Sougwen Chung [00:08:48] I see these pieces as, it's almost like my own scrapbook of this journey, you know, my own archive of growth and development, really, and errors and imperfections and insights, and I see it as a lifelong project, so that project is part of these paintings that we make. Really essential components to that visual language and that visual story that unfolds. So I actually never think about them as, I don't think about as paintings as much as artifacts of this journey and exploration, so I still find it very, I'm new to this idea that I have to maybe part with them, but I'm hoping to, you know, I became more comfortable with it. Because there's something about, I'm sure I'm not alone in this, but... I think there's something about the art market that just struck me as so soulless and capitalist. I've always felt that way, but I'm starting to see it a little bit differently, like people, especially people who've been interested in the work have been interested for a really long time, and if they want to steward one artifact and care for it, then I'm I'm running out of room. So we're developing relationships with people who want to support the work and who are really interested in what we're trying to build and that seems really meaningful and I feel really fortunate and lucky to have people really emotionally invested in the work beyond like the concerns of the art market which I'm not as interested in.

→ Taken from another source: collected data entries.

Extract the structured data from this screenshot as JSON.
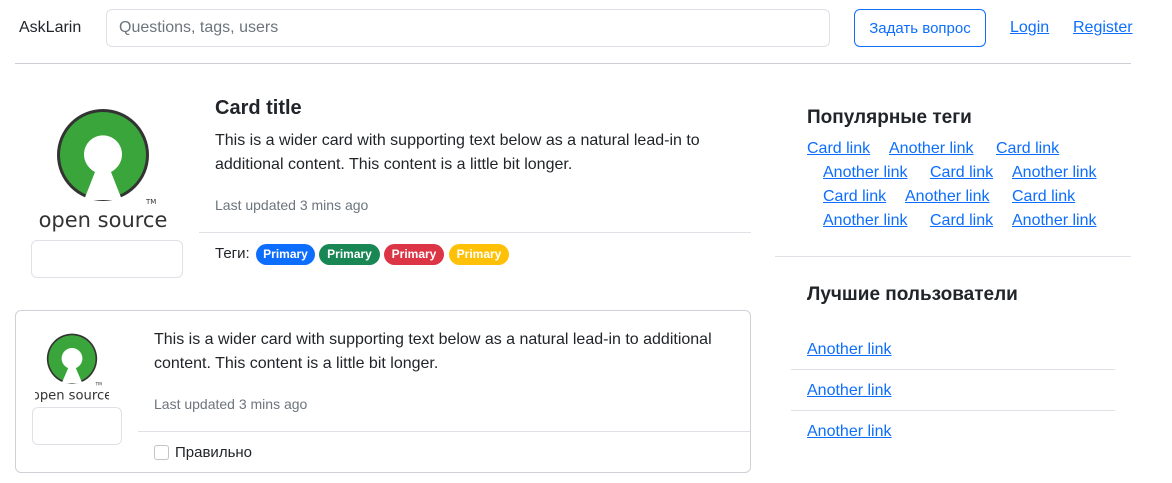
{
  "header": {
    "brand": "AskLarin",
    "search_placeholder": "Questions, tags, users",
    "ask_button": "Задать вопрос",
    "login": "Login",
    "register": "Register"
  },
  "question": {
    "title": "Card title",
    "text": "This is a wider card with supporting text below as a natural lead-in to additional content. This content is a little bit longer.",
    "updated": "Last updated 3 mins ago",
    "tags_label": "Теги:",
    "tags": [
      {
        "label": "Primary",
        "color": "#0d6efd"
      },
      {
        "label": "Primary",
        "color": "#198754"
      },
      {
        "label": "Primary",
        "color": "#dc3545"
      },
      {
        "label": "Primary",
        "color": "#ffc107"
      }
    ],
    "logo_text": "open source"
  },
  "answer": {
    "text": "This is a wider card with supporting text below as a natural lead-in to additional content. This content is a little bit longer.",
    "updated": "Last updated 3 mins ago",
    "checkbox_label": "Правильно",
    "logo_text": "open source"
  },
  "sidebar": {
    "popular_tags_title": "Популярные теги",
    "tag_links": [
      "Card link",
      "Another link",
      "Card link",
      "Another link",
      "Card link",
      "Another link",
      "Card link",
      "Another link",
      "Card link",
      "Another link",
      "Card link",
      "Another link"
    ],
    "best_users_title": "Лучшие пользователи",
    "user_links": [
      "Another link",
      "Another link",
      "Another link"
    ]
  },
  "colors": {
    "accent": "#0d6efd",
    "logo_green": "#3aa53a"
  }
}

Speaker 1 [00:10:47] I just really had one other thought here, your post performance, are you exhausted? What are you feeling right now?

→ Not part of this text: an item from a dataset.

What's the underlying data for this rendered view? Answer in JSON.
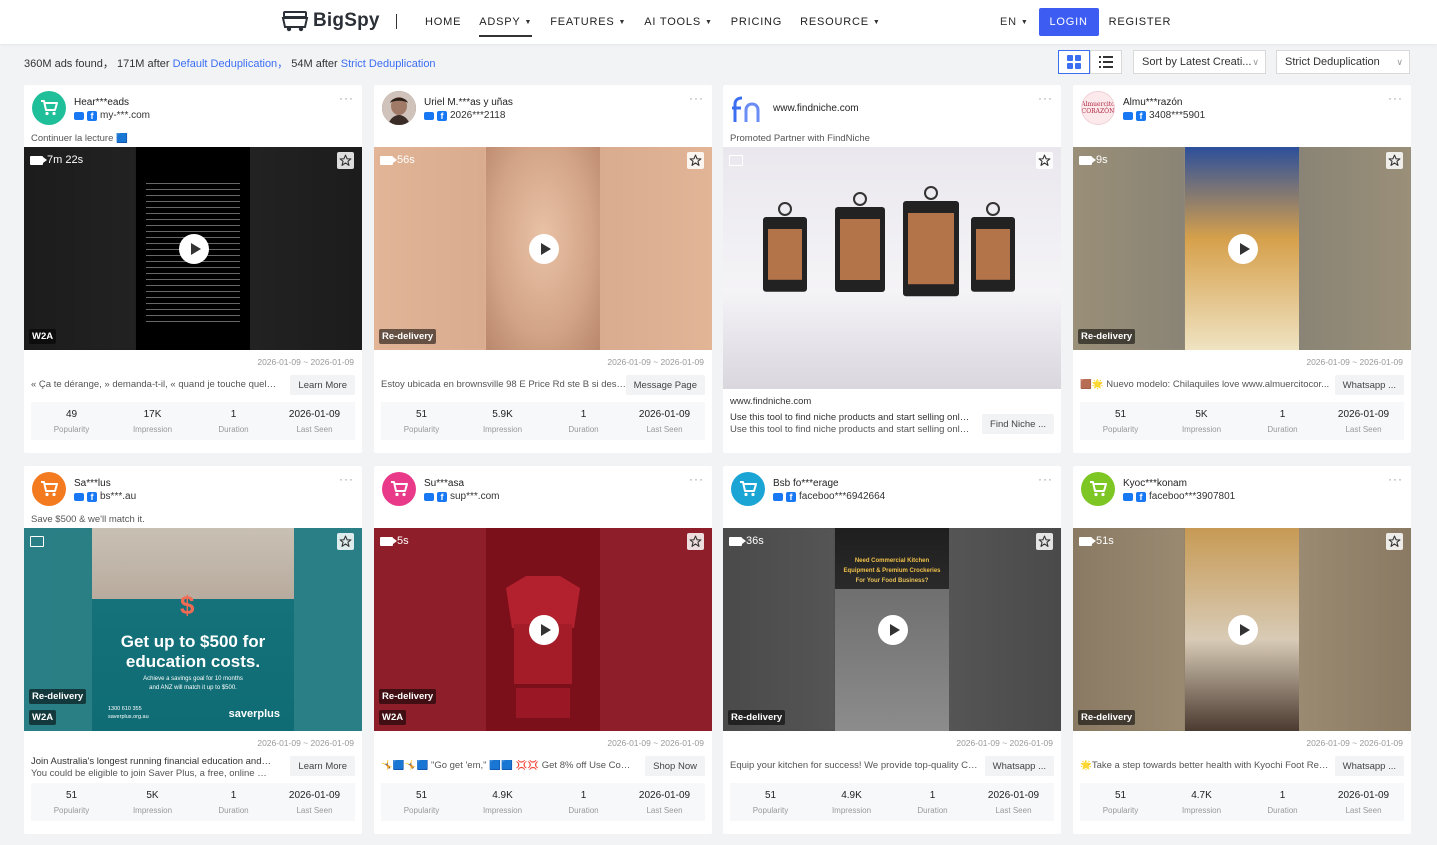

Sougwen Chung [00:10:55] I always feel pretty exhilarated after a performance. It's a bit like coming back to the world, if I'm honest, because when you ask me about what happens in a performance, I think the point of it is that I'm accessing a non-conscious part of my self, the flow state, the... Escapism maybe, and that's what I love about performance. It's a way to really engage in another way of sensing. So when I come back to it, it's, yeah, it different. It's exhilarating.
Speaker 1 [00:11:37] And you're sort of ready to get back in there, you really need a minute to recharge.
Sougwen Chung [00:11:41] I tend to need a minute to recharge. I think maybe people who resonate and participate and build an art practice feel this way, but I think the artistic mindset, the art practice, involves a certain sensitivity to material, to medium, to energies, to all these things. So I think I definitely am guilty of that as well. So. When I'm in the space of a performance, it's the sensitivity to this relation to the robotic units and the people around me, which is not so verbal. It's like hyper non-verbal. And to be in a space where I'm talking is always a bit strange, but I like both. I think both, I find grounding in different ways. And I feel really humbled and honored to be able to talk about the work. Because I think some people... Don't get that opportunity, and I love it, yeah, so it's always good.